I used the beginning of the program in @DenisS's answer to build the Scrabble dictionary, then I used it to write a small monte-carlo program to estimate the probability that no word can be formed with seven random tiles.

The result is a 0.58% +- 0.27% probability that no word can be formed.

Output

$ python3 get_proba.py 1000 50
loading dictionary
total words in dictionary is 279497
words 7 letters or shorter is 77459
Running for 50 experiments of 1000 draws...
Ran for 50 experiments of 1000 draws.
Successes: [996, 996, 996, 995, 992, 996, 998, 993, 994, 993, 992, 993, 998, 994, 994, 986, 994, 996, 990, 994, 997, 998, 994, 993, 993, 991, 999, 991, 997, 996, 993, 989, 995, 996, 998, 996, 995, 996, 992, 992, 998, 994, 993, 989, 993, 991, 991, 999, 995, 995]
Proba of failure = 0.00582000000000005 +- 0.0027472895733795517

Code

def build_dict():
    words = []
    words_in_dictionary = 0
    words_short_enough = 0
    print("loading dictionary")
    with open("dictionary.txt", "r") as dictfile:
        for line in dictfile:
            base_word = line.strip()
            if len(base_word) > 0:
                words_in_dictionary = words_in_dictionary + 1
                if len(base_word) <= 7:
                    words_short_enough = words_short_enough + 1
                    word = {"base": base_word, "sorted": sorted(base_word)}
                    words.append(word)
    print("total words in dictionary is " + str(words_in_dictionary))
    print("words 7 letters or shorter is " + str(words_short_enough))
    ok_combinations = [''.join(word["sorted"]) for word in words]
    return(ok_combinations)

def flatten(ll):
    return [x for l in ll for x in l]

def build_letter_bag():
    return flatten([['A']*9, ['B']*2, ['C']*2, ['D']*4, ['E']*12, ['F']*2, ['G']*3, ['H']*2, ['I']*9, ['J']*1, ['K']*1, ['L']*4, ['M']*2, ['N']*6, ['O']*8, ['P']*2, ['Q']*1, ['R']*6, ['S']*4, ['T']*6, ['U']*4, ['V']*2, ['W']*2, ['X']*1, ['Y']*2, ['Z']*1, ['*']*2])

dico = build_dict()
letter_bag=build_letter_bag()

from itertools import chain, combinations

def powerset(iterable):
    "powerset([1,2,3]) --> () (1,) (2,) (3,) (1,2) (1,3) (2,3) (1,2,3)"
    s = list(iterable)
    return chain.from_iterable(combinations(s, r) for r in range(len(s)+1))

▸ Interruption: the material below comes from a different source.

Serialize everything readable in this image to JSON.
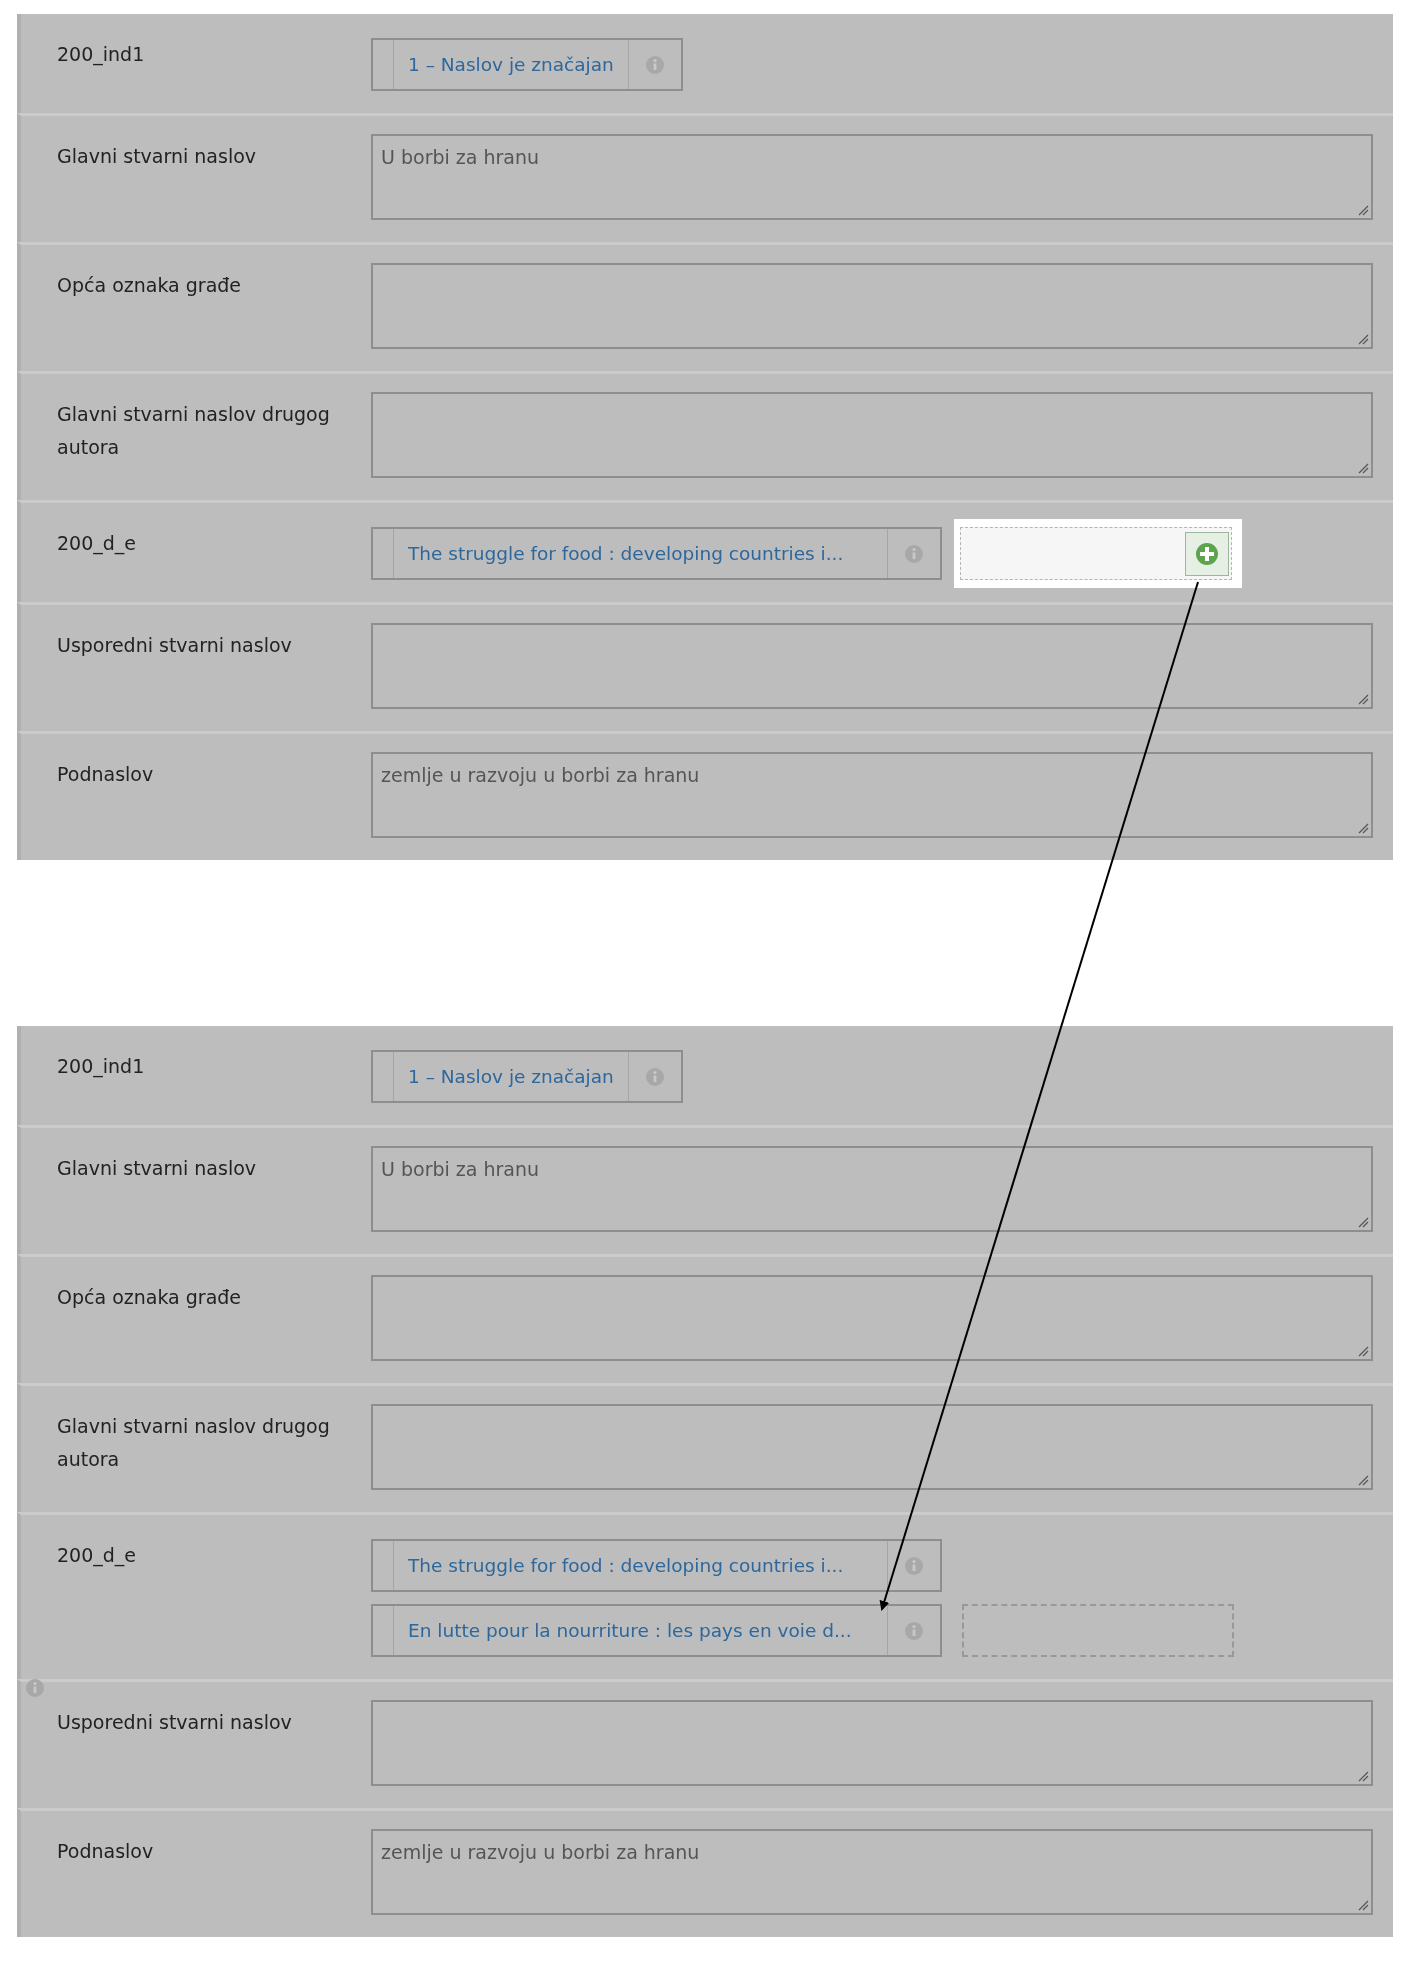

def can_make_word(letters):
    if '*' in letters:
        return True
    return any((''.join(subset) in dico) for subset in powerset(sorted(letters)))

import random

def montecarlo(n):
    nb_ok = 0
    for i in range(n):
        letters = random.sample(letter_bag, 7)
        nb_ok += (1 if can_make_word(letters) else 0)
    return nb_ok

import statistics

def run_experiments(nb_draws, nb_experiments):
    nb_ok_list = [montecarlo(nb_draws) for i in range(nb_experiments)]
    average = statistics.fmean(nb_ok_list)
    stdev = statistics.pstdev(nb_ok_list, mu=average)
    return average, stdev, nb_ok_list

def get_args(argv):
    nb_draws, nb_exp = 1000, 1
    if len(argv) > 1:
        nb_draws = int(argv[1])
        if len(argv) > 2:
            nb_exp = int(argv[2])
    return nb_draws, nb_exp

def main(argv):
    random.seed()
    nb_draws, nb_experiments = get_args(argv)
    print('Running for {} experiments of {} draws...'.format(nb_experiments, nb_draws))
    average, stdev, l = run_experiments(nb_draws, nb_experiments)
    print('Ran for {} experiments of {} draws.'.format(nb_experiments, nb_draws))
    print('Successes:', l)
    print('Proba of failure = {} +- {}'.format((nb_draws - average)/nb_draws, stdev/nb_draws))

import sys
if __name__=='__main__':
    main(sys.argv)

Rendering unto Caesar:

  • The code in build_dict() is from @DenisS's answer;
  • The rest of the code is from me;
  • The file dictionary.txt is the 2019 Collins Scrabble Words file linked in this answer to a related question;
  • The justification that a hand with a blank tile can always score is in @DenisS's answer (if '*' in letters: return True in my code);
  • The basic idea of the algorithm is to use a Monte-Carlo method, because browsing the dictionary is acceptable but trying out all possible hand combinations is unreasonable.
| improve this answer | |
  • Considering that both myself and borrible calculated the odds as 0.572% you're pretty close with the Monte Carlo method. – DenisS Aug 25 at 16:26
  • The average 0.58% is pretty close, but the standard deviation 0.27% is huge. I should look for a concentration inequality that gives better bounds than just writing "average +- standard dev" – Stef Aug 26 at 8:53
2

91592097 in 16007560800 which is approximately 0.572% (or 1 in 175).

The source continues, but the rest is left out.